Por Abílio Neto
Foi num mês de março do já distante 1956 que a cantora Marinês desembarcou no Rio de Janeiro ao lado do seu marido, o sanfoneiro Abdias.
Primeiro, uma lição do mestre Câmara Cascudo sobre a música de raiz e, em seguida, a crítica de alguém que entende muito do riscado, sobre a cantora Marinês:
“Marinês merece – e sempre mereceu – todas as homenagens que nossos ouvidos, às vezes por demais urbanizados, se negam a prestar ao nordeste e a seu povo. Ainda sobre essa coisa abominável, que é o preconceito contra o simples, o puro, o visceral, a raiz, assaltou-me inda agorinha uma conversa lapidar com o sábio Luiz da Câmara Cascudo. Dele ouvi, numa das últimas visitas que lhe fiz em Natal, mais ou menos o seguinte:
“ – Mas, mestre, e esses críticos que ridicularizam a música de raiz, dizendo que raiz é mandioca crua, que só dá dor de barriga, se comida?”
“ – Não se avexe, não, meu filho. Esses pobres diabos não sabem nada de nada, ao propor frases idiotas para maus propósitos. E de mais a mais, comer macaxeira só faz bem e dá sustança, tanto quanto a música de raiz. Não esqueça que é ela que sustenta e molda o caráter nacional. Negá-la é negarem-se os pilotis do Brasil, para ficar só com o forro. Muitas vezes de material tão ruim que qualquer ventinho mais afoito leva lá pros cafundós.”
"Na semana seguinte, já no Rio, visitei outro brasileiro monumental, Luiz Gonzaga. Contei-lhe da conversa com Cascudo, que de imediato o comoveu. E enquanto Gonzaga desembaçava os óculos suados pela emoção incontida, fez-me um pedido surpreendente:
– Pois o senhor saiba que eu preciso de seu apoio para uma macaxeira de lei, pura raiz, que se chama Marinês, a quem estou convidando para uma turnê comigo pelo país todo.

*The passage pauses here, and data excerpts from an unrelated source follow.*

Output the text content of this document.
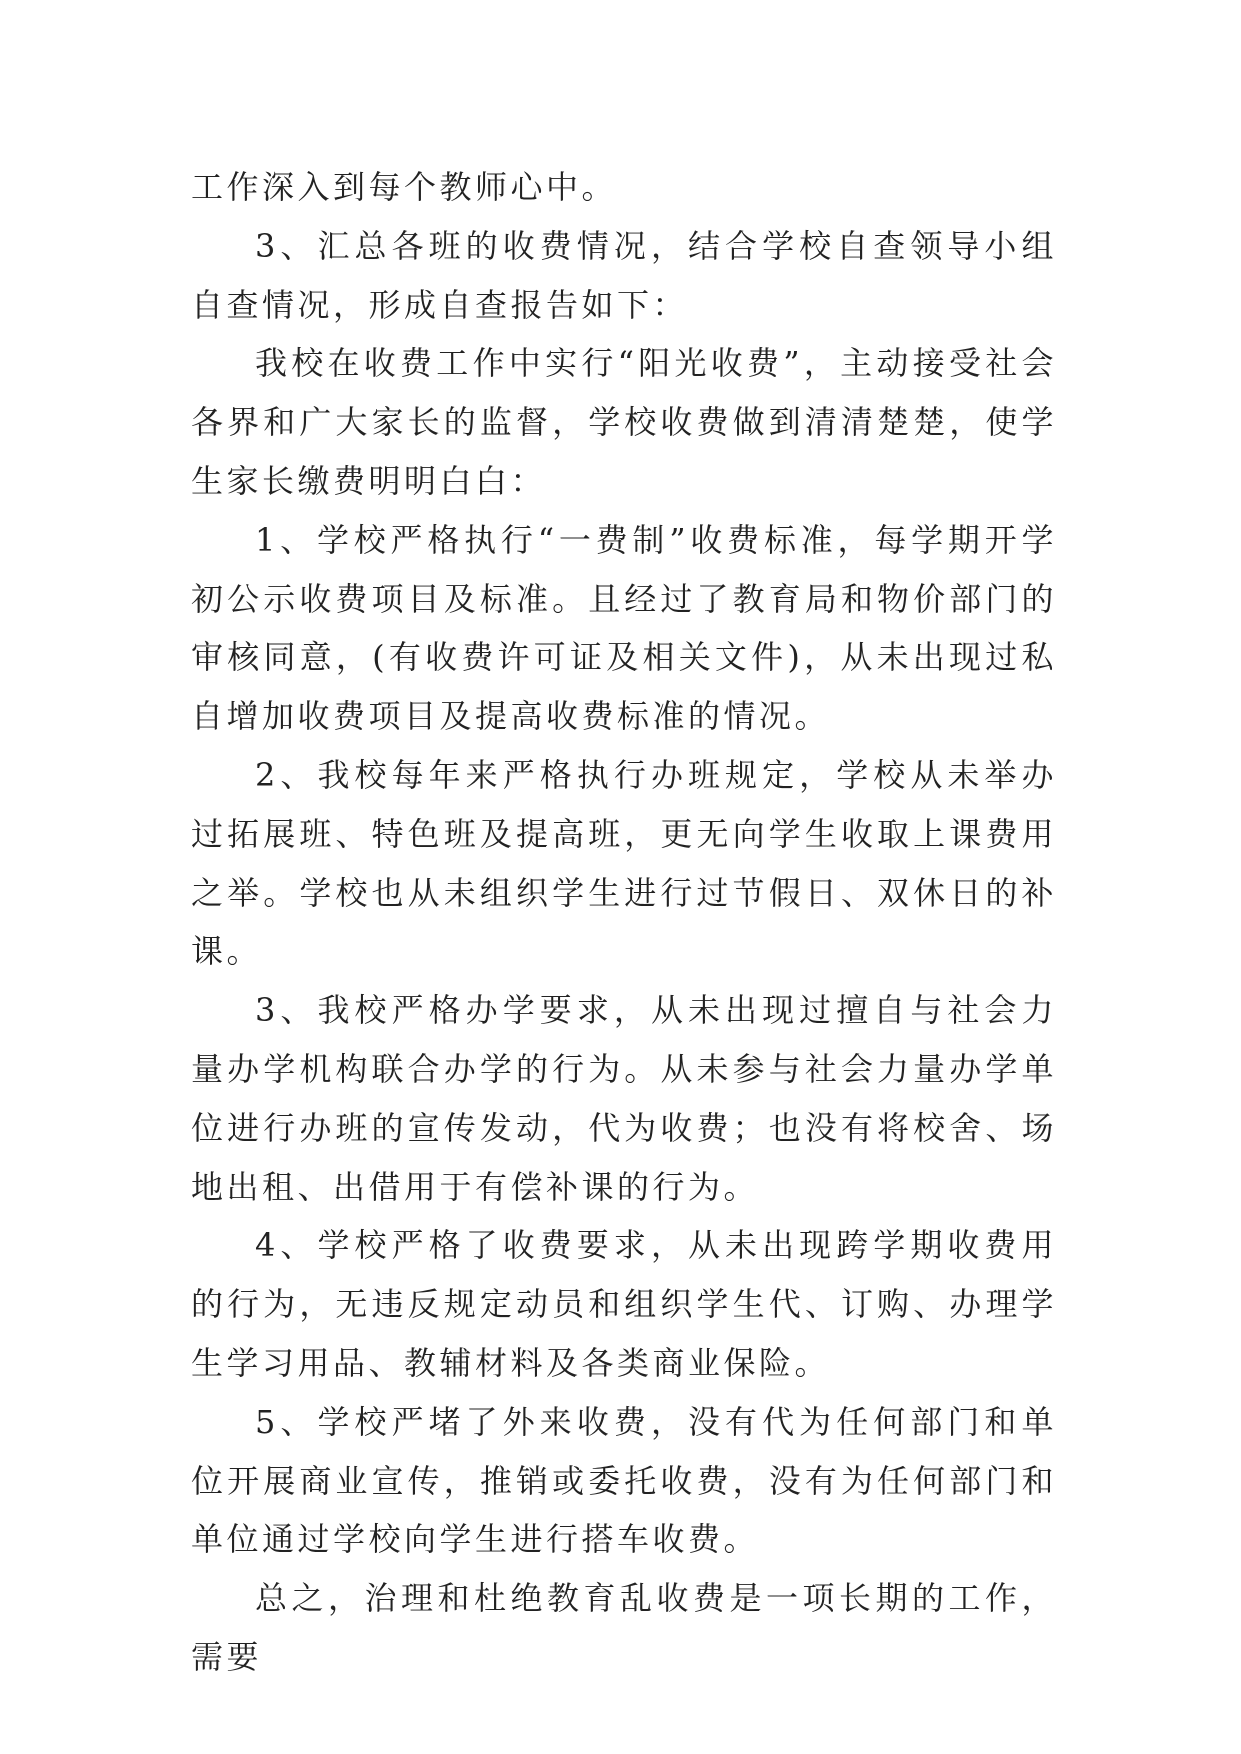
工作深入到每个教师心中。

3、汇总各班的收费情况，结合学校自查领导小组自查情况，形成自查报告如下：

我校在收费工作中实行“阳光收费”，主动接受社会各界和广大家长的监督，学校收费做到清清楚楚，使学生家长缴费明明白白：

1、学校严格执行“一费制”收费标准，每学期开学初公示收费项目及标准。且经过了教育局和物价部门的审核同意，(有收费许可证及相关文件)，从未出现过私自增加收费项目及提高收费标准的情况。

2、我校每年来严格执行办班规定，学校从未举办过拓展班、特色班及提高班，更无向学生收取上课费用之举。学校也从未组织学生进行过节假日、双休日的补课。

3、我校严格办学要求，从未出现过擅自与社会力量办学机构联合办学的行为。从未参与社会力量办学单位进行办班的宣传发动，代为收费；也没有将校舍、场地出租、出借用于有偿补课的行为。

4、学校严格了收费要求，从未出现跨学期收费用的行为，无违反规定动员和组织学生代、订购、办理学生学习用品、教辅材料及各类商业保险。

5、学校严堵了外来收费，没有代为任何部门和单位开展商业宣传，推销或委托收费，没有为任何部门和单位通过学校向学生进行搭车收费。

总之，治理和杜绝教育乱收费是一项长期的工作，需要
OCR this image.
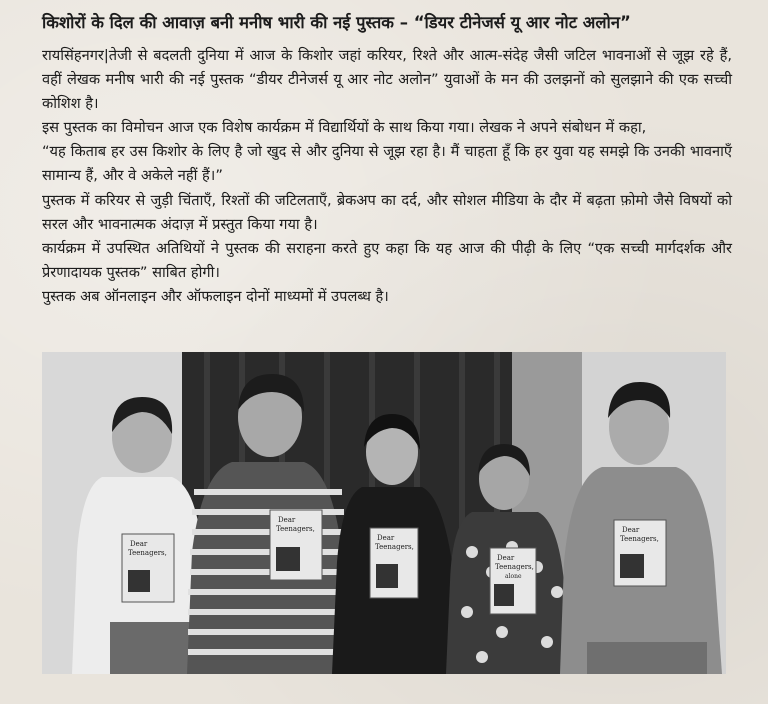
किशोरों के दिल की आवाज़ बनी मनीष भारी की नई पुस्तक – “डियर टीनेजर्स यू आर नोट अलोन”

रायसिंहनगर|तेजी से बदलती दुनिया में आज के किशोर जहां करियर, रिश्ते और आत्म-संदेह जैसी जटिल भावनाओं से जूझ रहे हैं, वहीं लेखक मनीष भारी की नई पुस्तक “डीयर टीनेजर्स यू आर नोट अलोन” युवाओं के मन की उलझनों को सुलझाने की एक सच्ची कोशिश है।

इस पुस्तक का विमोचन आज एक विशेष कार्यक्रम में विद्यार्थियों के साथ किया गया। लेखक ने अपने संबोधन में कहा,

“यह किताब हर उस किशोर के लिए है जो खुद से और दुनिया से जूझ रहा है। मैं चाहता हूँ कि हर युवा यह समझे कि उनकी भावनाएँ सामान्य हैं, और वे अकेले नहीं हैं।”

पुस्तक में करियर से जुड़ी चिंताएँ, रिश्तों की जटिलताएँ, ब्रेकअप का दर्द, और सोशल मीडिया के दौर में बढ़ता फ़ोमो जैसे विषयों को सरल और भावनात्मक अंदाज़ में प्रस्तुत किया गया है।

कार्यक्रम में उपस्थित अतिथियों ने पुस्तक की सराहना करते हुए कहा कि यह आज की पीढ़ी के लिए “एक सच्ची मार्गदर्शक और प्रेरणादायक पुस्तक” साबित होगी।

पुस्तक अब ऑनलाइन और ऑफलाइन दोनों माध्यमों में उपलब्ध है।

Dear
Teenagers,
Dear
Teenagers,
Dear
Teenagers,
Dear
Teenagers,
alone
Dear
Teenagers,
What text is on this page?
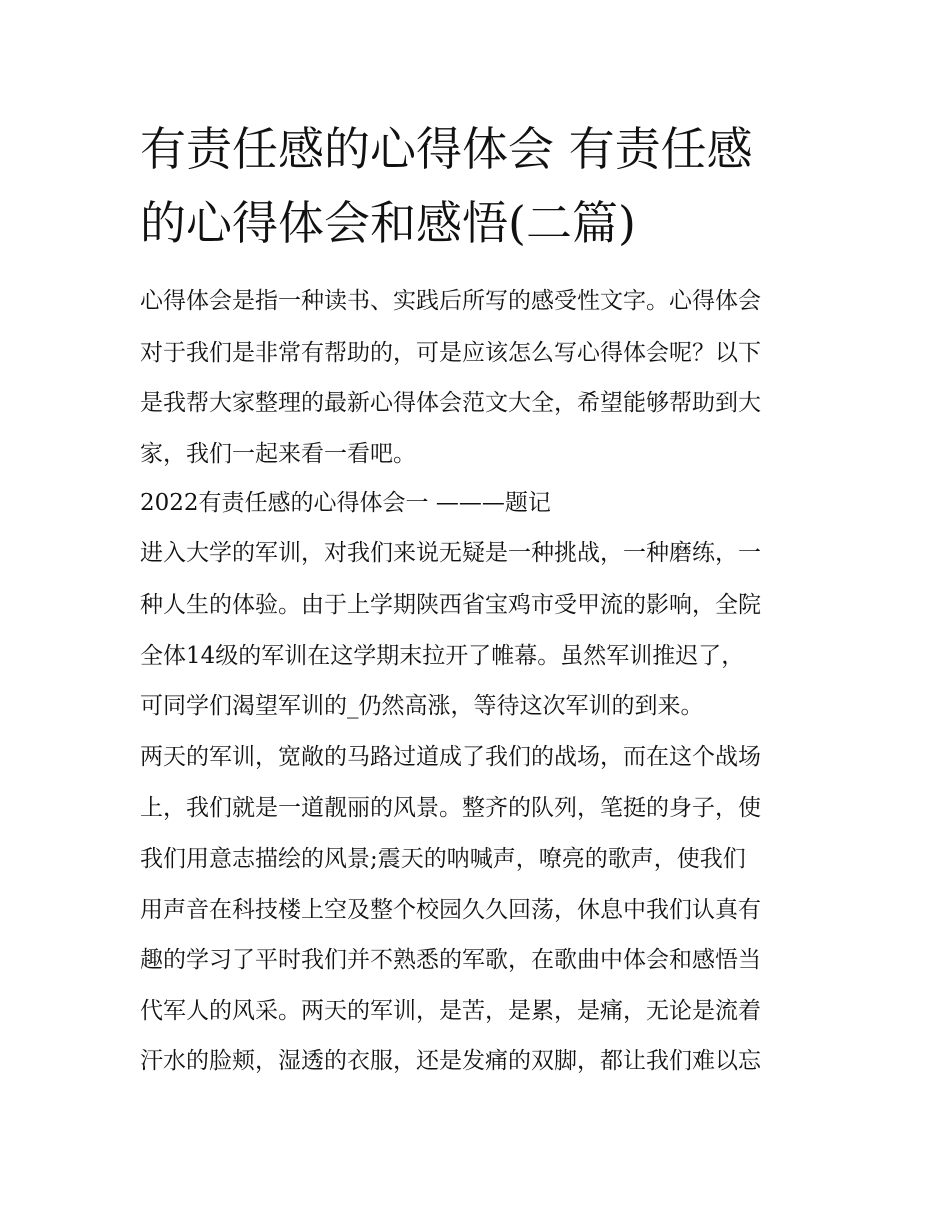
有责任感的心得体会 有责任感
的心得体会和感悟(二篇)

心得体会是指一种读书、实践后所写的感受性文字。心得体会

对于我们是非常有帮助的，可是应该怎么写心得体会呢？以下

是我帮大家整理的最新心得体会范文大全，希望能够帮助到大

家，我们一起来看一看吧。

2022有责任感的心得体会一 ———题记

进入大学的军训，对我们来说无疑是一种挑战，一种磨练，一

种人生的体验。由于上学期陕西省宝鸡市受甲流的影响，全院

全体14级的军训在这学期末拉开了帷幕。虽然军训推迟了，

可同学们渴望军训的_仍然高涨，等待这次军训的到来。

两天的军训，宽敞的马路过道成了我们的战场，而在这个战场

上，我们就是一道靓丽的风景。整齐的队列，笔挺的身子，使

我们用意志描绘的风景;震天的呐喊声，嘹亮的歌声，使我们

用声音在科技楼上空及整个校园久久回荡，休息中我们认真有

趣的学习了平时我们并不熟悉的军歌，在歌曲中体会和感悟当

代军人的风采。两天的军训，是苦，是累，是痛，无论是流着

汗水的脸颊，湿透的衣服，还是发痛的双脚，都让我们难以忘
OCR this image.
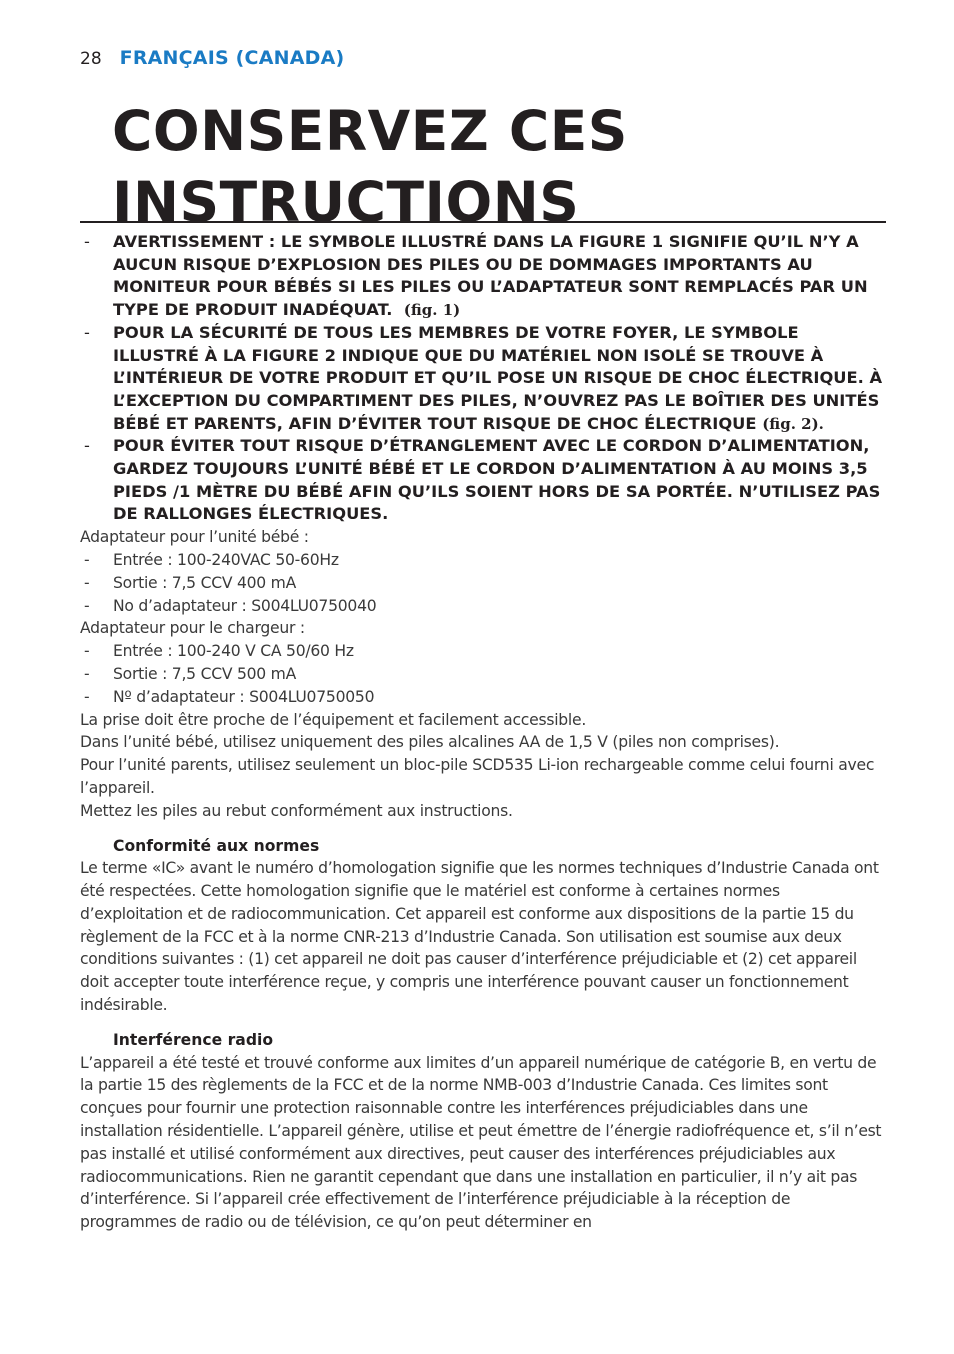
28 FRANÇAIS (CANADA)
CONSERVEZ CES INSTRUCTIONS
- AVERTISSEMENT : LE SYMBOLE ILLUSTRÉ DANS LA FIGURE 1 SIGNIFIE QU’IL N’Y A AUCUN RISQUE D’EXPLOSION DES PILES OU DE DOMMAGES IMPORTANTS AU MONITEUR POUR BÉBÉS SI LES PILES OU L’ADAPTATEUR SONT REMPLACÉS PAR UN TYPE DE PRODUIT INADÉQUAT. (fig. 1)
- POUR LA SÉCURITÉ DE TOUS LES MEMBRES DE VOTRE FOYER, LE SYMBOLE ILLUSTRÉ À LA FIGURE 2 INDIQUE QUE DU MATÉRIEL NON ISOLÉ SE TROUVE À L’INTÉRIEUR DE VOTRE PRODUIT ET QU’IL POSE UN RISQUE DE CHOC ÉLECTRIQUE. À L’EXCEPTION DU COMPARTIMENT DES PILES, N’OUVREZ PAS LE BOÎTIER DES UNITÉS BÉBÉ ET PARENTS, AFIN D’ÉVITER TOUT RISQUE DE CHOC ÉLECTRIQUE (fig. 2).
- POUR ÉVITER TOUT RISQUE D’ÉTRANGLEMENT AVEC LE CORDON D’ALIMENTATION, GARDEZ TOUJOURS L’UNITÉ BÉBÉ ET LE CORDON D’ALIMENTATION À AU MOINS 3,5 PIEDS /1 MÈTRE DU BÉBÉ AFIN QU’ILS SOIENT HORS DE SA PORTÉE. N’UTILISEZ PAS DE RALLONGES ÉLECTRIQUES.
Adaptateur pour l’unité bébé :
- Entrée : 100-240VAC 50-60Hz
- Sortie : 7,5 CCV 400 mA
- No d’adaptateur : S004LU0750040
Adaptateur pour le chargeur :
- Entrée : 100-240 V CA 50/60 Hz
- Sortie : 7,5 CCV 500 mA
- Nº d’adaptateur : S004LU0750050
La prise doit être proche de l’équipement et facilement accessible.
Dans l’unité bébé, utilisez uniquement des piles alcalines AA de 1,5 V (piles non comprises).
Pour l’unité parents, utilisez seulement un bloc-pile SCD535 Li-ion rechargeable comme celui fourni avec l’appareil.
Mettez les piles au rebut conformément aux instructions.
Conformité aux normes
Le terme «IC» avant le numéro d’homologation signifie que les normes techniques d’Industrie Canada ont été respectées. Cette homologation signifie que le matériel est conforme à certaines normes d’exploitation et de radiocommunication. Cet appareil est conforme aux dispositions de la partie 15 du règlement de la FCC et à la norme CNR-213 d’Industrie Canada. Son utilisation est soumise aux deux conditions suivantes : (1) cet appareil ne doit pas causer d’interférence préjudiciable et (2) cet appareil doit accepter toute interférence reçue, y compris une interférence pouvant causer un fonctionnement indésirable.
Interférence radio
L’appareil a été testé et trouvé conforme aux limites d’un appareil numérique de catégorie B, en vertu de la partie 15 des règlements de la FCC et de la norme NMB-003 d’Industrie Canada. Ces limites sont conçues pour fournir une protection raisonnable contre les interférences préjudiciables dans une installation résidentielle. L’appareil génère, utilise et peut émettre de l’énergie radiofréquence et, s’il n’est pas installé et utilisé conformément aux directives, peut causer des interférences préjudiciables aux radiocommunications. Rien ne garantit cependant que dans une installation en particulier, il n’y ait pas d’interférence. Si l’appareil crée effectivement de l’interférence préjudiciable à la réception de programmes de radio ou de télévision, ce qu’on peut déterminer en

Os olhos, ou melhor, um dos olhos sadios do grande artista, o outro era quase cego, brilhou com intensidade enquanto discorria sobre Marinês. Pedi para ouvir alguns de seus LPs e lá fiquei todo um belo final de tarde na Ilha do Governador – Gonzaga morava num casarão perto da praia – apenas a ouvir Marinês e a testemunhar o encantamento do Rei do Baião pela futura Rainha do Forró.
Comecei a amar Marinês. Uma voz encorpada e cálida, uma presença exuberante e um repertório que só inclui as vísceras do nordeste, sempre fizeram dela uma figura muito especial e vigorosa dentro da MPB.
Marinês, na verdade, andou sumida um tempão pela falta de respeito aos valores permanentes, que prefere incensar bobagens passageiras como as garotas que cantam (cantam?) essa “pornô-music”, a “bunda-music” chinfrim e desqualificada.
Por isso tudo, saúdo daqui esses anos todos de permanência, respaldados em dignidade e correção. Marinês, além do que, é também rara porque quase solitária no seu matriarcado como cantora. O que quer dizer isso? Quer dizer duas coisas: primeiro, que Marinês, mesmo esquecida pelo volúvel eixo Rio - São Paulo, jamais deixou de fazer sucesso no nordeste inteiro, como única mulher envergando as ferramentas de gigantes do porte de Gonzaga e Jackson do Pandeiro.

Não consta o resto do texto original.